What is the Harris-Benedict formula and how does it work for weight loss or performance?

Equipment & Nutrition 22/04/24 07:00 Migue A.

Weight control is one of the traditional obsessions of cyclists due to its importance when it comes to achieving the best performance in climbs, where the important battles are fought in this sport, whether in a competition or in the usual challenge among friends during Sunday rides with the group. To know how much we should eat, it is necessary to first know how much we spend throughout the day. The Harris-Benedict formula comes to our aid.

The Harris-Benedict formula and your Basal Metabolic Rate (BMR)

In 1919, physiologists and nutritionists J. Arthur Harris and Francis G. Benedict, from the nutrition laboratory of the Carnegie Institute in Washington, published a study on basal metabolism. They had inferred, through an empirical method, a mathematical formula with which they were able to calculate the basal metabolism for a person with average muscle and fat.

The Basal Metabolic Rate or BMR determines the minimum calories a human being needs to maintain their vital functions. An amount of energy that the Harris-Benedict formula was able to calculate based on the individual's age, height, and body weight.

However, the original formula was created based on a typical individual with a certain amount of body fat and muscle mass, so when applied to individuals who deviated from this, for example, extremely thin or overweight individuals, the Harris-Benedict formula became quite inaccurate.

In 1984, doctors Roza and Shizgal reviewed the original study by Harris and Benedict, proposing some improvements to their formula which were incorporated by Pellet in 1990 in the article published in the American Journal of Clinical Nutrition where he reviewed the formulas to calculate the BMR, which are the ones used today.

How much you need to eat to perform or lose weight

When it comes to losing those extra pounds, a popular saying comes to our aid: what goes in must come out. That is, if we burn more calories than we consume, we will lose weight, otherwise we will gain it. In essence, it is as simple as that although with some caveats.

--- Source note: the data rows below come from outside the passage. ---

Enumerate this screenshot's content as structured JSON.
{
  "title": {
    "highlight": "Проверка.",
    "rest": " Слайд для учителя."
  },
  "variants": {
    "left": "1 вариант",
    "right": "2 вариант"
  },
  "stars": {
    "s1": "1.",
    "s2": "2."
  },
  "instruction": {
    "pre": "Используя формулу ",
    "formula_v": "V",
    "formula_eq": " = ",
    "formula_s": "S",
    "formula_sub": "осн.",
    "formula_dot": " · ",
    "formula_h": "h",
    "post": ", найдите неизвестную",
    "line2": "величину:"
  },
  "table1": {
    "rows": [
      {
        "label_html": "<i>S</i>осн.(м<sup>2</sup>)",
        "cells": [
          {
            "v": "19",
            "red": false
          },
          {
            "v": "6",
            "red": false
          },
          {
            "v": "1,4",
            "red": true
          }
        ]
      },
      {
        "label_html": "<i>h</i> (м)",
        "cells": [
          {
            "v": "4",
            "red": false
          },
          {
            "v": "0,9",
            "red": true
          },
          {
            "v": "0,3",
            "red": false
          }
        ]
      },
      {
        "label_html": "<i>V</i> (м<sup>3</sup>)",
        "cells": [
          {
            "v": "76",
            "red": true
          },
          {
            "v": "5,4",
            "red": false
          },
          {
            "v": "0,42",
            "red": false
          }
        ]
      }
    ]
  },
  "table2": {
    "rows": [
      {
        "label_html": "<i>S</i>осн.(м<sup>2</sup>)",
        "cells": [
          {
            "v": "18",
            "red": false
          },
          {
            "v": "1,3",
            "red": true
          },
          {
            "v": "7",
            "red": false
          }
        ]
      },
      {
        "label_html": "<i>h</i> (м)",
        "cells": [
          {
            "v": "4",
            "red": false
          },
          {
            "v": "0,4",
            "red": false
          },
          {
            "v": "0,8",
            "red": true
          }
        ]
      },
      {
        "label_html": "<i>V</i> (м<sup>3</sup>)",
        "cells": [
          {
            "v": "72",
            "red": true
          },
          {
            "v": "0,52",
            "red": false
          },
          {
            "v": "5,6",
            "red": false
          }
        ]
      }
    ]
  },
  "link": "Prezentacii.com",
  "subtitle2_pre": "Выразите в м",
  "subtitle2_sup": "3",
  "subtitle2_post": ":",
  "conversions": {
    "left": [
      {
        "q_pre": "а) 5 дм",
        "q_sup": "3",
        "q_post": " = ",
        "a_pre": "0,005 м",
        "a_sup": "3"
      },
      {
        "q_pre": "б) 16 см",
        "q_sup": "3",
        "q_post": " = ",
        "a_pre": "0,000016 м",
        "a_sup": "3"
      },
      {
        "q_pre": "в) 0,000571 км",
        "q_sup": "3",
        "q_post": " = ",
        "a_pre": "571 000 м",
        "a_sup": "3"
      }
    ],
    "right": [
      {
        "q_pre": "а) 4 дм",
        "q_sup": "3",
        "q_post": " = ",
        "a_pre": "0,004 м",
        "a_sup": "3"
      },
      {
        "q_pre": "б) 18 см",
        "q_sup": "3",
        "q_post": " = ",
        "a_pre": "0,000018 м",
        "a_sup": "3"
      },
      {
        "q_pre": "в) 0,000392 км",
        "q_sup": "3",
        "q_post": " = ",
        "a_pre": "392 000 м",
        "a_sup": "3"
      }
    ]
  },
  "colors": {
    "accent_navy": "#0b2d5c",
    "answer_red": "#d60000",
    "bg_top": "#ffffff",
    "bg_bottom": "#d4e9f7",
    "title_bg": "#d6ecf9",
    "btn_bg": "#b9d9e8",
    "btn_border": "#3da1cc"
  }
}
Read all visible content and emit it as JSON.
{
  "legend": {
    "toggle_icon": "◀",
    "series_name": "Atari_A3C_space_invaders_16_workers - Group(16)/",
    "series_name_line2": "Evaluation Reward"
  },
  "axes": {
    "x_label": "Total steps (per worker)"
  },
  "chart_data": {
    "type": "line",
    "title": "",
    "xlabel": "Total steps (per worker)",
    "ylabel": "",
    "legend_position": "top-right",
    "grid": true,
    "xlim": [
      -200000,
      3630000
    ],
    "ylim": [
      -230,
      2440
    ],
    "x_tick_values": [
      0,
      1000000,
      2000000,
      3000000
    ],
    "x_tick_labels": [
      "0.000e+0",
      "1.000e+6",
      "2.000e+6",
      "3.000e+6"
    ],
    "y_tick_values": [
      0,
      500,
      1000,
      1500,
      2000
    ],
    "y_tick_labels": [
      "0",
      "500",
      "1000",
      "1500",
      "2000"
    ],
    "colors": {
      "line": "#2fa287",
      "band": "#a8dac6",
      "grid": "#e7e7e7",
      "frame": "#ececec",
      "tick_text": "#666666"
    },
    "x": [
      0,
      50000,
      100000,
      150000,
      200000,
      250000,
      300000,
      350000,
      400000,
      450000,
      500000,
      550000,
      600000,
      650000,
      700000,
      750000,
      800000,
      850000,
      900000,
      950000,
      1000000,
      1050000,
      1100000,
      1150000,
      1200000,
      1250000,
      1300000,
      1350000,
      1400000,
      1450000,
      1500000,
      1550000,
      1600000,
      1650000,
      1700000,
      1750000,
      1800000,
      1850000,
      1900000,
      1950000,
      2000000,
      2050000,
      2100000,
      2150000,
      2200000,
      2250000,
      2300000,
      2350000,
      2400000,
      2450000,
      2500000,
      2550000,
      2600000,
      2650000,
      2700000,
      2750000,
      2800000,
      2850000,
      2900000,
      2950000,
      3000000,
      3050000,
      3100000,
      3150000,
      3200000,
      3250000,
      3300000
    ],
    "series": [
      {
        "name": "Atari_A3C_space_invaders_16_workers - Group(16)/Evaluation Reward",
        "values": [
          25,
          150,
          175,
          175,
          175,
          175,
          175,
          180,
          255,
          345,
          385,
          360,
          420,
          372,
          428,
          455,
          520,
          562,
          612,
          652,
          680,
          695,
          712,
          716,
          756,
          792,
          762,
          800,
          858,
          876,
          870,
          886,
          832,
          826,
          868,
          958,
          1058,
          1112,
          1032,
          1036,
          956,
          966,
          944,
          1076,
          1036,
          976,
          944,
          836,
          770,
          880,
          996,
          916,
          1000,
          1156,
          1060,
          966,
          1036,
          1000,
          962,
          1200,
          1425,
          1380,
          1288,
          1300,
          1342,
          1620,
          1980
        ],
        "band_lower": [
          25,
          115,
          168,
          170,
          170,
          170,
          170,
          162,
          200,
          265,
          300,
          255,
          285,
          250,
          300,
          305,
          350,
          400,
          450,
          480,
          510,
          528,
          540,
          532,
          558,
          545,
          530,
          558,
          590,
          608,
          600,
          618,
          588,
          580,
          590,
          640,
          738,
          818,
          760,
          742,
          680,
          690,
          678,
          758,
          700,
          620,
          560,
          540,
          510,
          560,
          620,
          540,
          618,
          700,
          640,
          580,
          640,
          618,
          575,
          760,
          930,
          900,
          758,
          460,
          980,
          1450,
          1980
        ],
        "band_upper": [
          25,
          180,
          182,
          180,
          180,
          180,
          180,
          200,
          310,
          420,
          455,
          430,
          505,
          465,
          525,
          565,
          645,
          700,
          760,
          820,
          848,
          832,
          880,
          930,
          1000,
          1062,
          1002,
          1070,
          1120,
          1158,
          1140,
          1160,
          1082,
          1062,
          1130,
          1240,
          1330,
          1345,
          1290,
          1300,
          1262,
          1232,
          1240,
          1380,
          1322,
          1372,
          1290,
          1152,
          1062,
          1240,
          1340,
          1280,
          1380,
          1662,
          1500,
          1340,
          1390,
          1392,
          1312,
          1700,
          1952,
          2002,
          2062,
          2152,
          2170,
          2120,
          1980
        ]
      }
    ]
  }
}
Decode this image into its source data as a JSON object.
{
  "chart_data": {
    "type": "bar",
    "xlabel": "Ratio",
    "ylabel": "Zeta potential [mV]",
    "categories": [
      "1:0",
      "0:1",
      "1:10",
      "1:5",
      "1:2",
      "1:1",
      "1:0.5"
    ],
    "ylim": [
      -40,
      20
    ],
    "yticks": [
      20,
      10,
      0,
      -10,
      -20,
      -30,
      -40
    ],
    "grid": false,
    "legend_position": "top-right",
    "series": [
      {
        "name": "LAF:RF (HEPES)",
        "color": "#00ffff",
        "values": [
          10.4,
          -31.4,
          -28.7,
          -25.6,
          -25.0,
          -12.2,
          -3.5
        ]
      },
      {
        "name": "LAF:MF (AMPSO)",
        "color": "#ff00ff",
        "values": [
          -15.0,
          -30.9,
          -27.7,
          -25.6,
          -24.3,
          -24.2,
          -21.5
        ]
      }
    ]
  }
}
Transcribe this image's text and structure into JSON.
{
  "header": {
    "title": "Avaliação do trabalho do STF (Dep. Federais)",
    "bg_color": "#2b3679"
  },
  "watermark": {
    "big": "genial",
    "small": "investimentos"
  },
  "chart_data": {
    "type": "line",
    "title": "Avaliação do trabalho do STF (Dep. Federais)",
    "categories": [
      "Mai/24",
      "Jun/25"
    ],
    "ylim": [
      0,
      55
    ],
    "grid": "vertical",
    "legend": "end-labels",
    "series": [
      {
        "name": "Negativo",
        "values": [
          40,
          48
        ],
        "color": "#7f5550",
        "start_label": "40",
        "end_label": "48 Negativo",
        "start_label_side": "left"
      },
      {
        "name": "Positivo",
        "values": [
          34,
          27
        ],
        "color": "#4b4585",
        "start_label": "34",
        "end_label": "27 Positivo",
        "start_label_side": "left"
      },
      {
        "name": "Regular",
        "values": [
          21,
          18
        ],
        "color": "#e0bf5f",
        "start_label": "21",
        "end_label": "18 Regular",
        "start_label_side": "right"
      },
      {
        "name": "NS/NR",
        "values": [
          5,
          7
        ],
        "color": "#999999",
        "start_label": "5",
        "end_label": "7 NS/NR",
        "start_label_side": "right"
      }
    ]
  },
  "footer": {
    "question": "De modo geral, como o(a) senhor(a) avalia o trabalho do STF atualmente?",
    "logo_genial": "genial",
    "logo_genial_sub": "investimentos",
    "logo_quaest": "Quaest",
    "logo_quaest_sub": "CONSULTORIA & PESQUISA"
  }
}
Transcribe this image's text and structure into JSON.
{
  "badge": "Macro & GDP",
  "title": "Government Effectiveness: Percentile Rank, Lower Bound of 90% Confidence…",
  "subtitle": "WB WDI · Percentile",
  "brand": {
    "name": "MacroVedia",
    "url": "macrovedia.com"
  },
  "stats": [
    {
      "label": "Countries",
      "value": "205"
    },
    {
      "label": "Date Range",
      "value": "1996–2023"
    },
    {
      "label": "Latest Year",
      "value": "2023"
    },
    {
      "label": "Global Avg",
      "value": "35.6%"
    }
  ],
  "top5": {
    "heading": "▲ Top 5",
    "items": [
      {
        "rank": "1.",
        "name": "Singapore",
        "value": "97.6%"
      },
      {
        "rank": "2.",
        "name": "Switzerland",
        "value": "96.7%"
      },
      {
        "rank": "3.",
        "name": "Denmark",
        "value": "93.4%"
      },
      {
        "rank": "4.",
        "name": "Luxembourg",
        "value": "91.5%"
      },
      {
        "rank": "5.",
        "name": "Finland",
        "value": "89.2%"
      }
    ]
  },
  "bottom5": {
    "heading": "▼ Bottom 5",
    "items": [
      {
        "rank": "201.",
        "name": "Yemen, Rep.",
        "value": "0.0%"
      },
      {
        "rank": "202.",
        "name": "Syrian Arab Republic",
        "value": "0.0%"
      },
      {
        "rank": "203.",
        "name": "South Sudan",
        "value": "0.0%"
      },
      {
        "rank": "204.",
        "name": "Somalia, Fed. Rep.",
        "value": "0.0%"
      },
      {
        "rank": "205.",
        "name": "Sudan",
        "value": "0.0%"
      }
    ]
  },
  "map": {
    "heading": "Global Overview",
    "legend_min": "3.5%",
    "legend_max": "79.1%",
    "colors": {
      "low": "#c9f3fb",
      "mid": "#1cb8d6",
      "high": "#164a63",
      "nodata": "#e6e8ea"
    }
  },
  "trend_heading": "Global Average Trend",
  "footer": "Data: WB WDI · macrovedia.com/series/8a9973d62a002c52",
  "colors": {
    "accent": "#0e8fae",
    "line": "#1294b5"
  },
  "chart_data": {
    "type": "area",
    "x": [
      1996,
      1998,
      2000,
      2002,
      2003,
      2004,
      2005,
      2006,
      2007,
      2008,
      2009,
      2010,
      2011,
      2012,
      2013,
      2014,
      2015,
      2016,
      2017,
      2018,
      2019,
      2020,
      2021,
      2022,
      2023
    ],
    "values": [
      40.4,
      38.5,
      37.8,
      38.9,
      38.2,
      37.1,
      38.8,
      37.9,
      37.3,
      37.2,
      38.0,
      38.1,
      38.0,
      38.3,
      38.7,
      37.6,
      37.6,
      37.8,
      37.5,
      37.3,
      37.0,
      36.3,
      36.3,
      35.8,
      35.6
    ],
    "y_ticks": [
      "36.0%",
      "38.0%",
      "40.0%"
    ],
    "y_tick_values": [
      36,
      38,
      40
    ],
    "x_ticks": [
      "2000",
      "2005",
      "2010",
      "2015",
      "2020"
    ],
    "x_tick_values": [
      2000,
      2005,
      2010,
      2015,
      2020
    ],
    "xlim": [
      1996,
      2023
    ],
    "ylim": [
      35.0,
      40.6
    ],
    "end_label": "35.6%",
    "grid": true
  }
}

If we consume fewer calories than the BMR indicates, the body will enter a deficit and we will not have enough energy for our daily activities. If we excessively restrict our intake, we will lose weight, but the anxiety due to the feeling of hunger that will accompany us will probably lead us to give up and fall into the dreaded rebound effect by eating uncontrollably out of craving. Additionally, if besides losing weight we seek performance on the bike, it is necessary to have reserves that fuel our muscles during workouts.

That is why we must be very progressive when it comes to losing weight and restrict calories only slightly below our total daily expenditure. An expenditure that we can calculate with the data we obtain from our cycle computer regarding the energy consumption attributable to physical activity, and these devices are increasingly capable of obtaining this data more accurately and using the Harris-Benedict formula to calculate the Basal Metabolic Rate that will indicate the minimum calories we need to consume each day.

Harris-Benedict Calculator

After the various revisions and adjustments of the Harris-Benedict formula, these formulas are commonly used today to calculate the Basal Metabolic Rate or BMR.

  • Men: BMR = (10 x weight in kg) + (6.25 x height in cm) - (5 x age in years) + 5
  • Women: BMR = (10 x weight in kg) + (6.25 x height in cm) - (5 x age in years) - 161

In addition, the data obtained from these formulas must be adjusted by a correction factor based on the individual's level of physical activity so that the calculation is even more precise. The different correction factors are:

  • Little or no exercise: Daily calories = BMR x 1.2
  • Light exercise (1-3 days a week): Daily calories = BMR x 1.375
  • Moderate exercise (3-5 days a week): Daily calories = BMR x 1.55
  • Intense exercise (6-7 days a week): Daily calories = BMR x 1.725
  • Very intense exercise (twice a day, very intense workouts): Daily calories = BMR x 1.9

However, as we explained before, if we have the calorie consumption data from our cycle computer and complement it with the data provided by an activity tracker bracelet, we will have much more precision than using these correction factors because we will only have to add the daily activity expenditure to the BMR calculated by the formula.

That is why activity trackers have become an essential accessory for many professional cyclists that allows the team's nutritionists to adjust diets to the calorie intake so that the athlete can perform at their best while maintaining the lowest possible weight.